Ad rates climb at NBC

Slight shift despite lower ratings

NBC Universal chief Jeff Zucker said Thursday that despite lower ratings at NBC, upfront ad sales would be flat with last year, indicating a slight uptick in ad rates as the industry shifts from live to DVR-incorporating “Live Plus Three” commercial ratings as the basis for ad deals.

Speaking to an audience of financial analysts who cover NBC U parent GE, Zucker predicted that NBC would book $1.8 billion-$1.9 billion in ad commitments during the upfront and that the net would look to pre-sell 75% of its primetime inventory — about the same volume as last year.

But his big message to Wall Street is that the performance of the once-dominant Peacock no longer drives the bottom line of NBC Universal. Cable TV has become the biggest and most-important part of the conglom’s media portfolio.

“We just finished in fourth place in primetime; it’s a problem, and we know it,” he said. “The network represents less than 10% of our earnings — closer to 5% — but it is key to our public perception.”

Zucker’s prediction came on the heels of an announced $1 billion advertising deal with WPP’s Group M, the largest aggregator of TV advertising dollars. Accord includes network, cable, Spanish-language, Internet and product integration deals.

Neither side disclosed the ad rates, or the amount of NBC commercial inventory the deal represents, but Zucker assured analysts that ad rates were “positive,” even after the conversion from live program ratings to “Live Plus Three” commercial ratings, which includes ads viewed via DVR playback within the first three days of live broadcast.

He said the company expects to book $4 billion in ad revenue across all its ad-supported media properties in similar deals during the upfront sales process.

Zucker assured financial analysts that the company had already taken the financial hit from dropping from first to fourth in the ratings during the past three years.

“We believe there is upside going forward,” he said.

The event in Gotham, held in the “Saturday Night Live” studio at 30 Rock and relatively rare for the company, is designed to further educate Wall Street on a company whose recent financial performance has been singled out as a drag on GE’s portfolio.
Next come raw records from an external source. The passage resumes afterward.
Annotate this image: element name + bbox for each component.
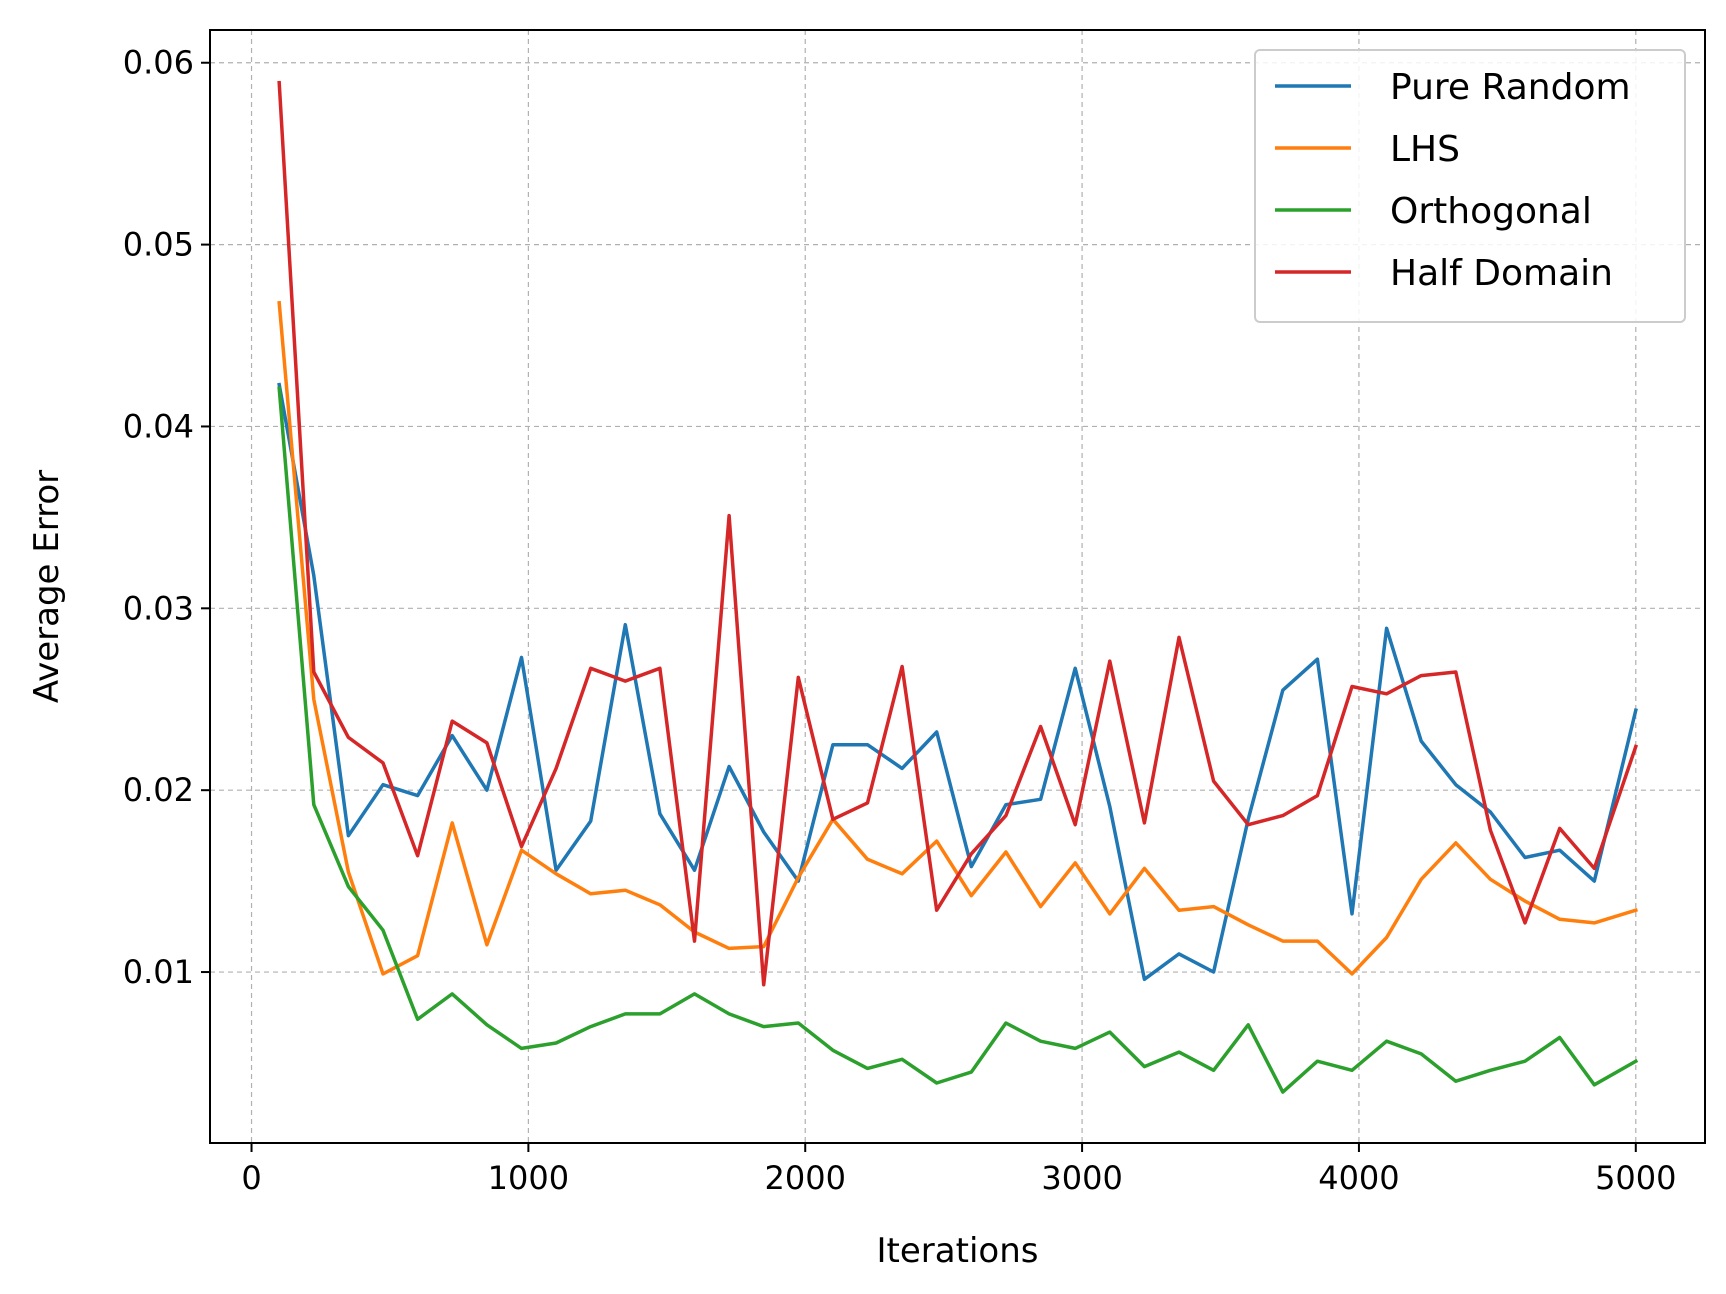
plot-frame [209, 29, 1706, 1144]
series-line-lhs [277, 300, 1638, 976]
x-tick-label: 1000 [488, 1159, 569, 1197]
x-tick-label: 2000 [765, 1159, 846, 1197]
x-axis-title: Iterations [877, 1231, 1039, 1271]
y-tick-label: 0.06 [123, 44, 194, 82]
y-tick-label: 0.04 [123, 407, 194, 445]
x-tick-label: 4000 [1318, 1159, 1399, 1197]
x-tick-label: 5000 [1595, 1159, 1676, 1197]
legend: Pure Random LHS Orthogonal Half Domain [1254, 49, 1686, 323]
x-tick-label: 0 [241, 1159, 261, 1197]
legend-label: Half Domain [1390, 253, 1613, 294]
legend-label: Orthogonal [1390, 191, 1592, 232]
y-tick-label: 0.01 [123, 953, 194, 991]
y-axis-title: Average Error [27, 470, 67, 703]
x-tick-label: 3000 [1041, 1159, 1122, 1197]
series-line-orthogonal [277, 386, 1639, 1094]
series-line-half-domain [277, 80, 1639, 987]
series-lines [277, 80, 1639, 1094]
y-tick-label: 0.05 [123, 226, 194, 264]
legend-label: Pure Random [1390, 67, 1631, 108]
legend-label: LHS [1390, 129, 1460, 170]
y-tick-label: 0.02 [123, 771, 194, 809]
legend-box [1254, 49, 1686, 323]
axis-ticks: 0 1000 2000 3000 4000 5000 0.01 0.02 0.03 0.04 0.0… [123, 44, 1677, 1197]
y-tick-label: 0.03 [123, 589, 194, 627]
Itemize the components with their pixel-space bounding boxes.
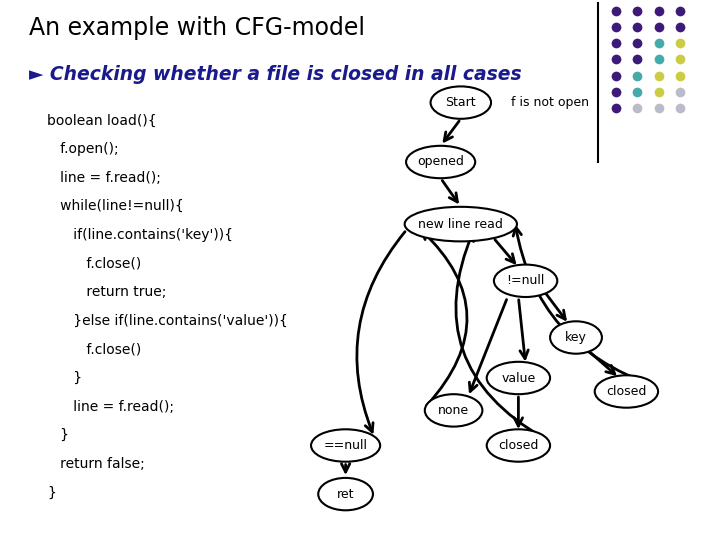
Text: f.close(): f.close() [47, 256, 141, 271]
Ellipse shape [425, 394, 482, 427]
Text: while(line!=null){: while(line!=null){ [47, 199, 184, 213]
Text: }else if(line.contains('value')){: }else if(line.contains('value')){ [47, 314, 288, 328]
Text: f.open();: f.open(); [47, 142, 118, 156]
Text: opened: opened [417, 156, 464, 168]
Text: Start: Start [446, 96, 476, 109]
Text: if(line.contains('key')){: if(line.contains('key')){ [47, 228, 233, 242]
Text: ==null: ==null [323, 439, 368, 452]
Text: boolean load(){: boolean load(){ [47, 113, 156, 127]
Text: }: } [47, 371, 82, 385]
Ellipse shape [405, 207, 517, 241]
Text: key: key [565, 331, 587, 344]
Text: closed: closed [498, 439, 539, 452]
Ellipse shape [487, 429, 550, 462]
Text: value: value [501, 372, 536, 384]
Text: closed: closed [606, 385, 647, 398]
Text: none: none [438, 404, 469, 417]
Text: new line read: new line read [418, 218, 503, 231]
Text: line = f.read();: line = f.read(); [47, 400, 174, 414]
Text: return true;: return true; [47, 285, 166, 299]
Text: !=null: !=null [506, 274, 545, 287]
Text: return false;: return false; [47, 457, 145, 471]
Ellipse shape [406, 146, 475, 178]
Ellipse shape [318, 478, 373, 510]
Ellipse shape [487, 362, 550, 394]
Text: ► Checking whether a file is closed in all cases: ► Checking whether a file is closed in a… [29, 65, 521, 84]
Ellipse shape [311, 429, 380, 462]
Ellipse shape [595, 375, 658, 408]
Ellipse shape [494, 265, 557, 297]
Text: An example with CFG-model: An example with CFG-model [29, 16, 365, 40]
Text: ret: ret [337, 488, 354, 501]
Text: line = f.read();: line = f.read(); [47, 171, 161, 185]
Ellipse shape [550, 321, 602, 354]
Text: f is not open: f is not open [511, 96, 589, 109]
Text: }: } [47, 485, 55, 500]
Ellipse shape [431, 86, 491, 119]
Text: f.close(): f.close() [47, 342, 141, 356]
Text: }: } [47, 428, 69, 442]
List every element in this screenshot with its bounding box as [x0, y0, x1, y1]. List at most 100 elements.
Zucker assembled all the heads of various business units within NBC U for the event, including U chairman Marc Shmuger and co-chair David Linde, news prexy Steve Capus, cable topper Jeff Gaspin and NBC Entertainment co-chairman Marc Graboff.
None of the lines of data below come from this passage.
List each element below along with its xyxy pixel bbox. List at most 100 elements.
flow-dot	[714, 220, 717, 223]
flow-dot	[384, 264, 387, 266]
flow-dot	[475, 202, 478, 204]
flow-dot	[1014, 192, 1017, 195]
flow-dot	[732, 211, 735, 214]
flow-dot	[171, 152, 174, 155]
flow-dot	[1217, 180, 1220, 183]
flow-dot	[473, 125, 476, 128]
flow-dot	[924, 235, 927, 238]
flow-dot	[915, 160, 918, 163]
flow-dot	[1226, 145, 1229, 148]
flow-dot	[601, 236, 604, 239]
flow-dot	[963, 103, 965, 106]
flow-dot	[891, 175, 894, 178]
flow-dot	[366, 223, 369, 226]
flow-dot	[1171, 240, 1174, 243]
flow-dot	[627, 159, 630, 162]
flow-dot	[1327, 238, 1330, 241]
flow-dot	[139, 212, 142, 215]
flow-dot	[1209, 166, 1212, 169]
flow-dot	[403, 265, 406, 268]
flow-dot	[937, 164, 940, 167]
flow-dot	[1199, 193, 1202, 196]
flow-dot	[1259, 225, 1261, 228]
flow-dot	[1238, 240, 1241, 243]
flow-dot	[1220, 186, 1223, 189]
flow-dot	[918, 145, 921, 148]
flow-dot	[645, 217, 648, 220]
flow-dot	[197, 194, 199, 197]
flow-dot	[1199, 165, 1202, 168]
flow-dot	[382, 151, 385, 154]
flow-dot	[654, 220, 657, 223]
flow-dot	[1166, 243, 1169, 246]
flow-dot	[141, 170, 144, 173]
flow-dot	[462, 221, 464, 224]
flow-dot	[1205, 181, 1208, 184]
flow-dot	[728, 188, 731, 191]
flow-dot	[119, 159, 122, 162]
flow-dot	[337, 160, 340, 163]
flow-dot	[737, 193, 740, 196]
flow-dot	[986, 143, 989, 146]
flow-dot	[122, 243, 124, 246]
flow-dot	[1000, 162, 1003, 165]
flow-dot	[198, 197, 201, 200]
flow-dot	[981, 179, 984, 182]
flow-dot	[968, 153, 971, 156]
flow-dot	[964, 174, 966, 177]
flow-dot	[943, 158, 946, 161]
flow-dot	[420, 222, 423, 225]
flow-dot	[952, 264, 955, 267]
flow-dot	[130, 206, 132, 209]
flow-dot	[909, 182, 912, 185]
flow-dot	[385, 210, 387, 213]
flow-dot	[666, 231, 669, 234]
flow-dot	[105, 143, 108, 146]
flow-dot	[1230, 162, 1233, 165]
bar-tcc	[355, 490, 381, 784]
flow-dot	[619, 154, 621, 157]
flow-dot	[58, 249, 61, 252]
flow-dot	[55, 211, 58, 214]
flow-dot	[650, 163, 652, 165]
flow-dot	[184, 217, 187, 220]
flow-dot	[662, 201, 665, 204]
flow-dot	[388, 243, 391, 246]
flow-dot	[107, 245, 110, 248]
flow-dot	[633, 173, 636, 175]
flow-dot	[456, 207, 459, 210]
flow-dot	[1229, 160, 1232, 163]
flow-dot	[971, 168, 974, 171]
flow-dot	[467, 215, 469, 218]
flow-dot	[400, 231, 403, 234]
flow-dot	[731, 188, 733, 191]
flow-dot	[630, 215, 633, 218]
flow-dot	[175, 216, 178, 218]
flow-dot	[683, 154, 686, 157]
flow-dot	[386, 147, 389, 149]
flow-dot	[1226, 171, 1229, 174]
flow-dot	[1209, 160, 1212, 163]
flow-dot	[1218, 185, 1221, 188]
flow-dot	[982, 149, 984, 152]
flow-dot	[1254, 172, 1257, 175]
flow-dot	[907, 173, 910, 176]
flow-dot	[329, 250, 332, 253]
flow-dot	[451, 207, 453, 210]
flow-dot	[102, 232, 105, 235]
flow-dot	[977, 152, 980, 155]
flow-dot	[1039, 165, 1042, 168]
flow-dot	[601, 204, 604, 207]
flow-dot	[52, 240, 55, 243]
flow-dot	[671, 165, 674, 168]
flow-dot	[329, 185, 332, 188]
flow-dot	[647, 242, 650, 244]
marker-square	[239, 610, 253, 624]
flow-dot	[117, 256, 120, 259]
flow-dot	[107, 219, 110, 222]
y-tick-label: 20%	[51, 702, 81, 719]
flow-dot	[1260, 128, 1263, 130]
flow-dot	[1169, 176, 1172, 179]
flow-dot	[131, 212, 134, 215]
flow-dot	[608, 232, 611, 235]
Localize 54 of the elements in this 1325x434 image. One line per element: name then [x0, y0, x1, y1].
Absent was Ben Silverman, the former Reveille topper tapped to shake up the Peacock’s primetime strategy.

“There were many suitors for Ben,” Zucker said, adding his hire represents “the surest sign we can give you that we are not satisfied with where we are.”

Zucker touted the NBC 2.0 cost-cutting initiative, which saved the company $600 million-$700 million last year, and said further cuts of $300 million-$400 million are planned for the coming year as the company seeks to transform what he called its “analog cost structure.”